Bollywood’s tryst with ‘real cinema’

Sayoni Sinha
24 FPS

When Sabrina Lall came out of the special screening of 'No One Killed Jessica', she was quite relieved. She wasn't concerned about the overdramatisation of the Jesicca Lall murder case nor was she bothered much about the dowdy depiction of her own character by Vidya Balan. All she wanted was that her sister should be shown in true light and Rajkumar Gupta managed to do that. Speaking after a special screening of the film, Sabrina had said, "When we agreed to let them make the film, my family and I had been warned about the Bollywood types but Rajkumar replicated almost every detail."

But 'No One Killed Jessica' cleverly managed put out a disclaimer describing the film as "a hybrid of fact and fiction". The film scored with the audience as it did not delve too much into Jessica Lall's past and stuck only to the investigation and the trial.  If you overlook the over the top characterization of Rani Mukherjee as a high flying scribe, barking orders at the juniors and overturning her boss' orders and other loopholes, this is a good film to watch.

But have our directors completely lost the plot that they have to be heavily 'inspired' by real life incidents? The reason could be that for years, options like cable television and Hollywood have hardened audiences to the old formulas a la Karan Johar films and Bollywood producers and directors are striving to create a new idiom that retains the charm of the genre's classics but should have enough spunk to pack theatres. With a few exceptions, they've failed. So while Apoorva Lakhia's 'Shootout at Lokhandwala' (which is 'very loosely based' on gangster Maya Dolas) sells, RGV's 'Rakta Charitra' (based on the life of Paritala Ravindra a political leader from Andhra Pradesh) failed.

But these are not the only films which have stirred and shaken the genre. Right from Gulzar's 'Aandhi' which was rumoured to be based on the life of Indira Gandhi (and led to the film being banned during Emergency) to 'Alert' based on Nira Radia and 2G scam, sticking to telling just the story has always been a big task.

If you go by the number of 'reality based' films that Bollywood has started churning out, it quickly becomes clear that this is actually where the most experimental film-makers are setting up shop. Some succeed to hard sell it to the audience while others change their wares. Much of Milan Lutharia's chutzpah for 'Once Upon a Time in Mumbai' comes from the source material, in this case, a mishmash of legends and history on the lives of Haji Mastan and Dawood Ibrahim. Haji always chose to wear pure white designer wear and carried a pack of imported cigarettes in hand like Ajay's character in the film.

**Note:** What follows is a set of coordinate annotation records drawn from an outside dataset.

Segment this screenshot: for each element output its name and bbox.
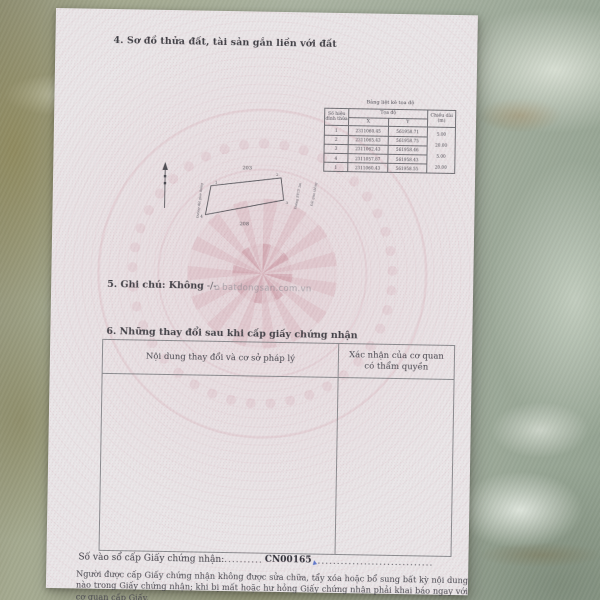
- dotted-leader: ..............................: [317, 557, 433, 569]
- adjacent-parcel-top: 203: [242, 165, 252, 171]
- cell-y: 561958.55: [387, 164, 427, 174]
- col-header-vertex: Số hiệu đỉnh thửa: [324, 108, 348, 126]
- col-header-length: Chiều dài (m): [427, 110, 455, 128]
- changes-content-cell: [99, 374, 338, 555]
- road-label-left: Đường đất giao thông: [196, 183, 204, 218]
- registry-serial-value: CN00165: [263, 555, 314, 566]
- section4-heading: 4. Sơ đồ thửa đất, tài sản gắn liền với …: [113, 35, 337, 50]
- footer-notice: Người được cấp Giấy chứng nhận không đượ…: [76, 568, 469, 600]
- registry-label: Số vào sổ cấp Giấy chứng nhận:: [78, 552, 224, 565]
- north-arrow-icon: [162, 162, 168, 208]
- marble-table-background: 4. Sơ đồ thửa đất, tài sản gắn liền với …: [0, 0, 600, 600]
- watermark-text: batdongsan.com.vn: [222, 283, 312, 295]
- edge-length: 5.00: [428, 131, 455, 136]
- edge-length-list: 5.00 20.00 5.00 20.00: [427, 128, 455, 173]
- cell-vertex: 1: [324, 126, 348, 136]
- vertex-number-1: 1: [215, 181, 217, 185]
- cell-x: 2311060.43: [348, 163, 388, 173]
- changes-col-content: Nội dung thay đổi và cơ sở pháp lý: [102, 339, 339, 377]
- section5-value: Không: [169, 280, 204, 292]
- coordinate-table: Số hiệu đỉnh thửa Tọa độ Chiều dài (m) X…: [323, 108, 456, 175]
- road-label-right-1: Đường BTCT 3m: [293, 183, 302, 210]
- section5-note: 5. Ghi chú: Không -/-: [107, 279, 216, 292]
- vertex-number-3: 3: [286, 201, 289, 205]
- dotted-leader: ..........: [224, 555, 263, 566]
- certificate-page: 4. Sơ đồ thửa đất, tài sản gắn liền với …: [46, 8, 478, 595]
- road-label-right-2: Đất giao thông: [310, 182, 319, 206]
- watermark: ⌂ batdongsan.com.vn: [214, 283, 312, 295]
- cell-vertex: 2: [324, 135, 348, 145]
- cell-lengths: 5.00 20.00 5.00 20.00: [427, 127, 456, 173]
- coordinate-table-block: Bảng liệt kê tọa độ Số hiệu đỉnh thửa Tọ…: [323, 99, 456, 175]
- vertex-number-2: 2: [276, 173, 278, 177]
- edge-length: 5.00: [427, 154, 454, 159]
- changes-confirm-cell: [335, 378, 454, 557]
- cell-vertex: 3: [324, 144, 348, 154]
- adjacent-parcel-bottom: 208: [239, 221, 249, 227]
- edge-length: 20.00: [427, 165, 454, 170]
- changes-table: Nội dung thay đổi và cơ sở pháp lý Xác n…: [99, 339, 456, 557]
- edge-length: 20.00: [428, 142, 455, 147]
- watermark-house-icon: ⌂: [214, 283, 220, 293]
- section5-heading: 5. Ghi chú:: [107, 279, 165, 291]
- changes-body-row: [99, 374, 454, 557]
- parcel-diagram: 203 208 1 2 3 4 Đường đất giao thông Đườ…: [136, 153, 337, 236]
- vertex-number-4: 4: [200, 215, 203, 219]
- coordinate-table-title: Bảng liệt kê tọa độ: [324, 99, 456, 107]
- changes-col-confirm: Xác nhận của cơ quan có thẩm quyền: [338, 343, 455, 379]
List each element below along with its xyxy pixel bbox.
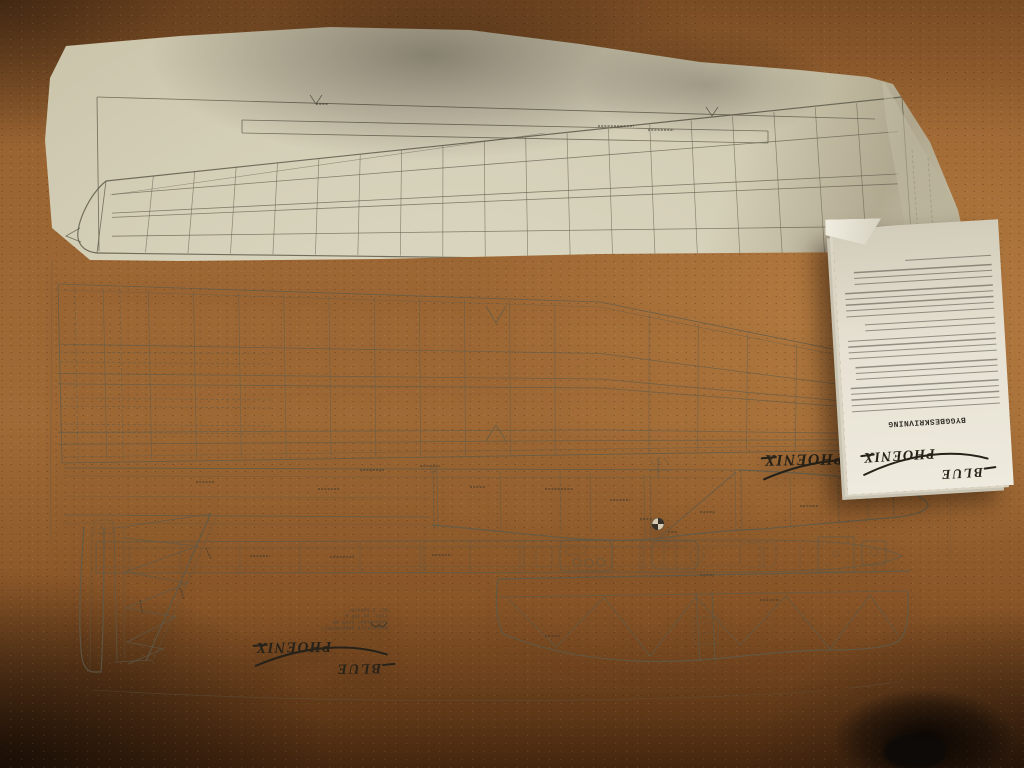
booklet-page: BLUE PHOENIX BYGGBESKRIVNING (832, 219, 1013, 494)
booklet-heading: BYGGBESKRIVNING (888, 415, 966, 429)
fin-rudder-plan (80, 513, 217, 672)
booklet-paragraph (850, 376, 999, 413)
booklet-paragraph (848, 328, 997, 360)
blue-phoenix-logo: BLUE PHOENIX (861, 440, 998, 486)
camera-shadow-2 (540, 10, 870, 160)
logo-word-blue: BLUE (939, 463, 983, 481)
logo-word-phoenix: PHOENIX (764, 449, 844, 468)
spec-block: Radiostyrd segelmodell Spännvidd: 2540 m… (248, 605, 388, 631)
booklet-paragraph (845, 281, 994, 318)
cg-symbol-icon (652, 518, 664, 530)
phoenix-bird-icon (370, 619, 388, 629)
center-wing-panel-plan (58, 284, 946, 463)
blue-phoenix-logo: BLUE PHOENIX (254, 635, 397, 677)
logo-word-blue: BLUE (336, 659, 382, 676)
stabilizer-plan (496, 571, 910, 661)
instruction-booklet: BLUE PHOENIX BYGGBESKRIVNING (832, 219, 1013, 494)
dark-object (884, 735, 946, 768)
plan-title-block: BLUE PHOENIX Radiostyrd segelmodell Spän… (247, 587, 436, 678)
logo-word-phoenix: PHOENIX (255, 637, 331, 655)
booklet-paragraph (905, 250, 991, 261)
fuselage-top-view (96, 537, 902, 573)
booklet-body-text (843, 246, 1000, 412)
photo-scene: BLUE PHOENIX Radiostyrd segelmodell Spän… (0, 0, 1024, 768)
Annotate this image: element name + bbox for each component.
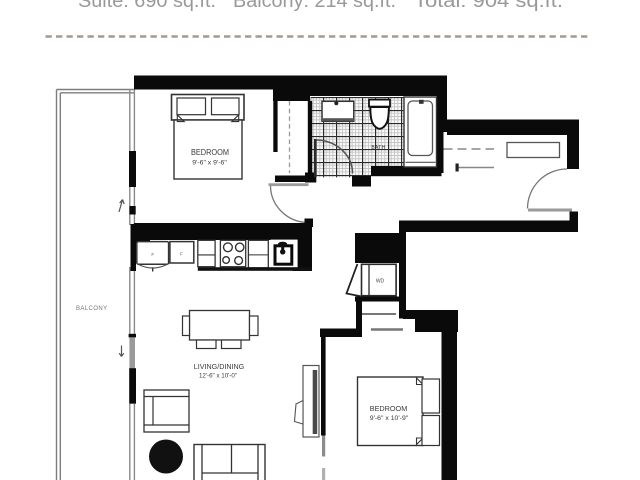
svg-text:F: F: [180, 251, 183, 256]
svg-text:F: F: [151, 252, 154, 257]
svg-text:BEDROOM: BEDROOM: [370, 404, 408, 413]
svg-text:BEDROOM: BEDROOM: [191, 148, 229, 157]
svg-text:9'-6" x 10'-9": 9'-6" x 10'-9": [370, 415, 409, 422]
svg-text:Total: 904 sq.ft.: Total: 904 sq.ft.: [414, 0, 563, 12]
svg-text:12'-6" x 10'-0": 12'-6" x 10'-0": [199, 373, 237, 380]
svg-text:BALCONY: BALCONY: [76, 306, 107, 312]
svg-text:LIVING/DINING: LIVING/DINING: [194, 362, 245, 371]
svg-text:Suite: 690 sq.ft.: Suite: 690 sq.ft.: [78, 0, 216, 12]
svg-text:Balcony: 214 sq.ft.: Balcony: 214 sq.ft.: [233, 0, 396, 12]
svg-text:WD: WD: [376, 279, 385, 285]
svg-text:9'-6" x 9'-6": 9'-6" x 9'-6": [192, 160, 227, 167]
svg-text:BATH: BATH: [371, 145, 385, 151]
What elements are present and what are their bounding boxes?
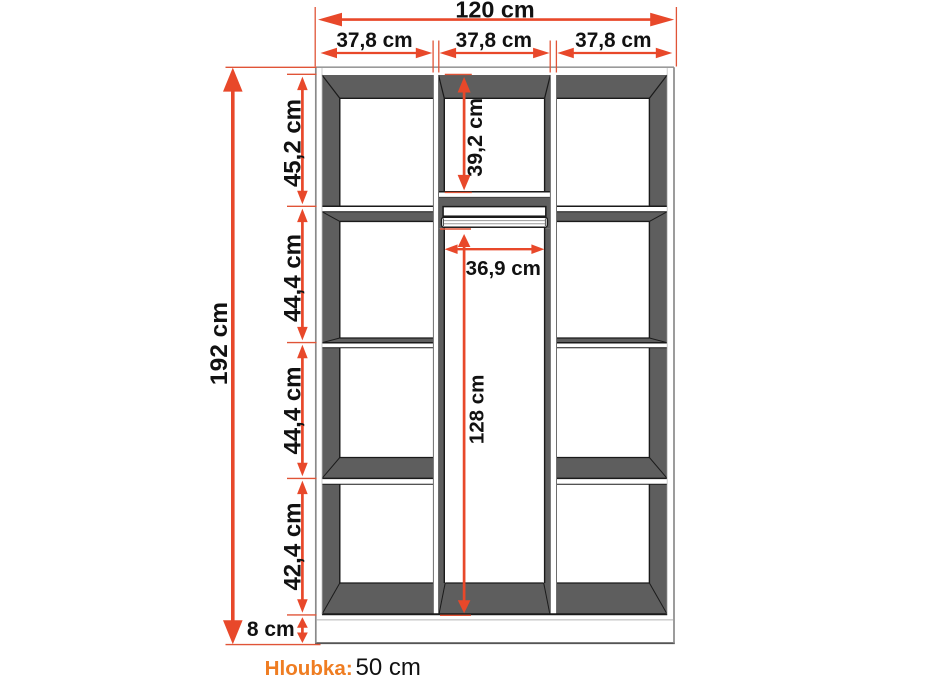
svg-text:50 cm: 50 cm [356, 654, 421, 681]
svg-text:37,8 cm: 37,8 cm [336, 29, 412, 52]
svg-text:42,4 cm: 42,4 cm [279, 502, 306, 590]
svg-text:37,8 cm: 37,8 cm [456, 29, 532, 52]
svg-text:36,9 cm: 36,9 cm [466, 257, 541, 280]
svg-text:192 cm: 192 cm [206, 302, 233, 385]
svg-text:39,2 cm: 39,2 cm [463, 98, 487, 177]
svg-text:45,2 cm: 45,2 cm [279, 99, 306, 187]
svg-text:37,8 cm: 37,8 cm [575, 29, 651, 52]
svg-text:Hloubka:: Hloubka: [265, 657, 353, 680]
svg-text:44,4 cm: 44,4 cm [279, 366, 306, 454]
svg-text:44,4 cm: 44,4 cm [279, 234, 306, 322]
svg-text:120 cm: 120 cm [455, 0, 534, 23]
svg-text:8 cm: 8 cm [247, 618, 295, 641]
svg-text:128 cm: 128 cm [466, 375, 489, 445]
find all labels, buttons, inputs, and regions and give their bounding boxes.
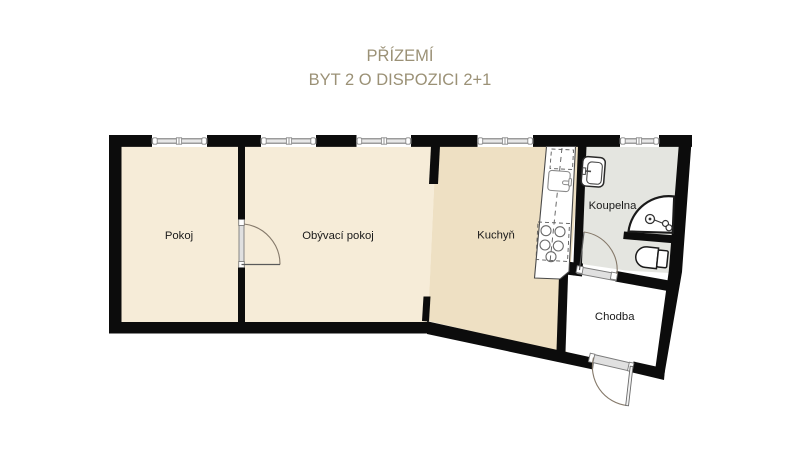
svg-text:PŘÍZEMÍ: PŘÍZEMÍ: [367, 46, 434, 65]
svg-text:BYT 2 O DISPOZICI 2+1: BYT 2 O DISPOZICI 2+1: [309, 71, 492, 89]
svg-text:Obývací pokoj: Obývací pokoj: [302, 230, 374, 242]
svg-text:Koupelna: Koupelna: [589, 200, 637, 212]
svg-text:Kuchyň: Kuchyň: [477, 230, 515, 242]
svg-text:Pokoj: Pokoj: [165, 230, 193, 242]
svg-text:Chodba: Chodba: [595, 311, 635, 323]
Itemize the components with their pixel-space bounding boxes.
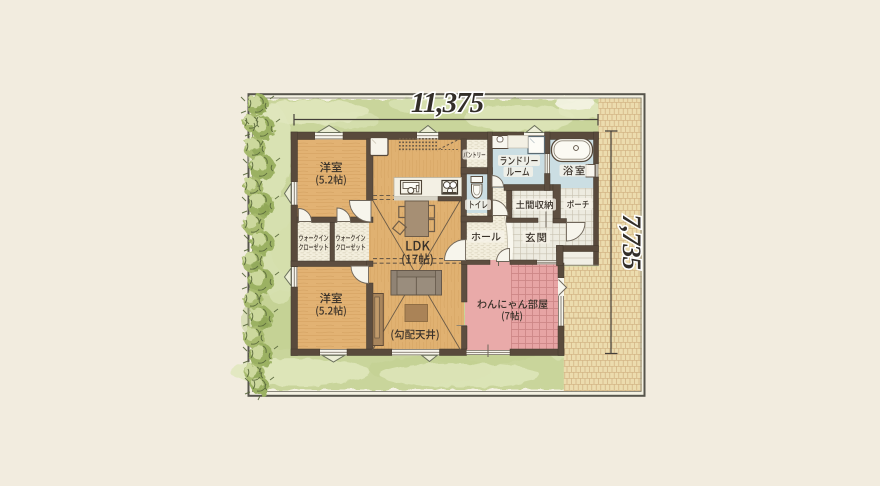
- svg-text:7,735: 7,735: [617, 214, 647, 269]
- svg-text:11,375: 11,375: [411, 87, 484, 119]
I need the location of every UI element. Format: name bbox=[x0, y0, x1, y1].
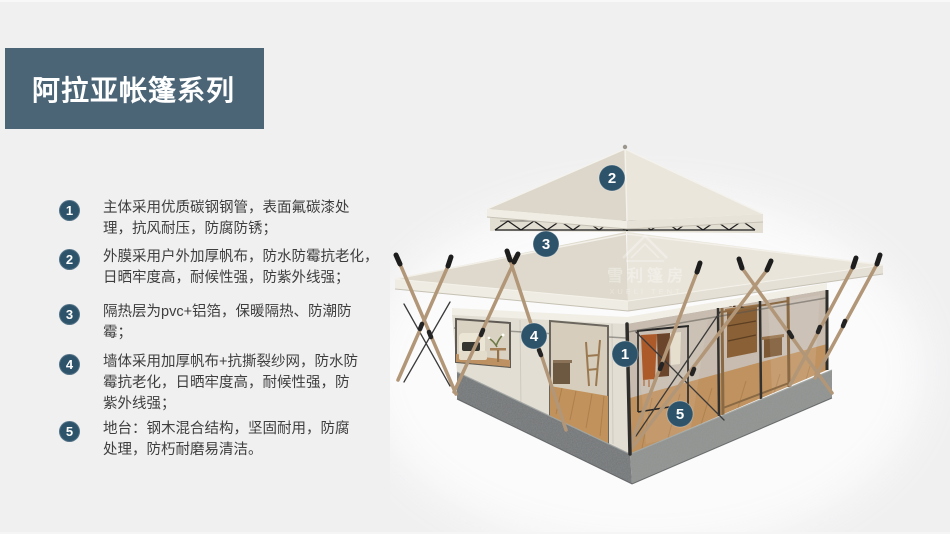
feature-item-5: 5 地台：钢木混合结构，坚固耐用，防腐 处理，防朽耐磨易清洁。 bbox=[59, 421, 379, 461]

Perhaps one film which stuck entirely to the facts would be Anurag Kashyap's 'Black Friday'. For those who have read S. Hussain Zaidi's book `Black Friday' (which was based on the 1993 Mumbai blasts), it would be hard to imagine it being translated into a film without compromising on the nature of the narrative. That is, until you see Anurag Kashyap's film where the movie follows the same fractured structure of the book and is even divided into chapters.

Real cinema is a label that still carries a lot of weight. Everyone is trying to lay claim to the new Bollywood, whether through poorly written films like 'Monica' or savvy hits like 'Once Upon…'.  So it is hardly a surprise when Ramgopal Varma decides to the approach the killer dame (quite literally) Maria Susairaj to make her presence felt in 'Not a Love Story', a 'true life account' on how she and her fiancé killed Neeraj Grover and chopped him to pieces. Trust RGV to be always there stroke the voyeurism, be it casting a killer or taking a stroll in the Taj Mahal Hotel (for inspiration, he said) after the gruesome 26/11. But then, as John Lennon had rightly said once that 'reality leaves a lot to the imagination' and films are after all not a history lesson.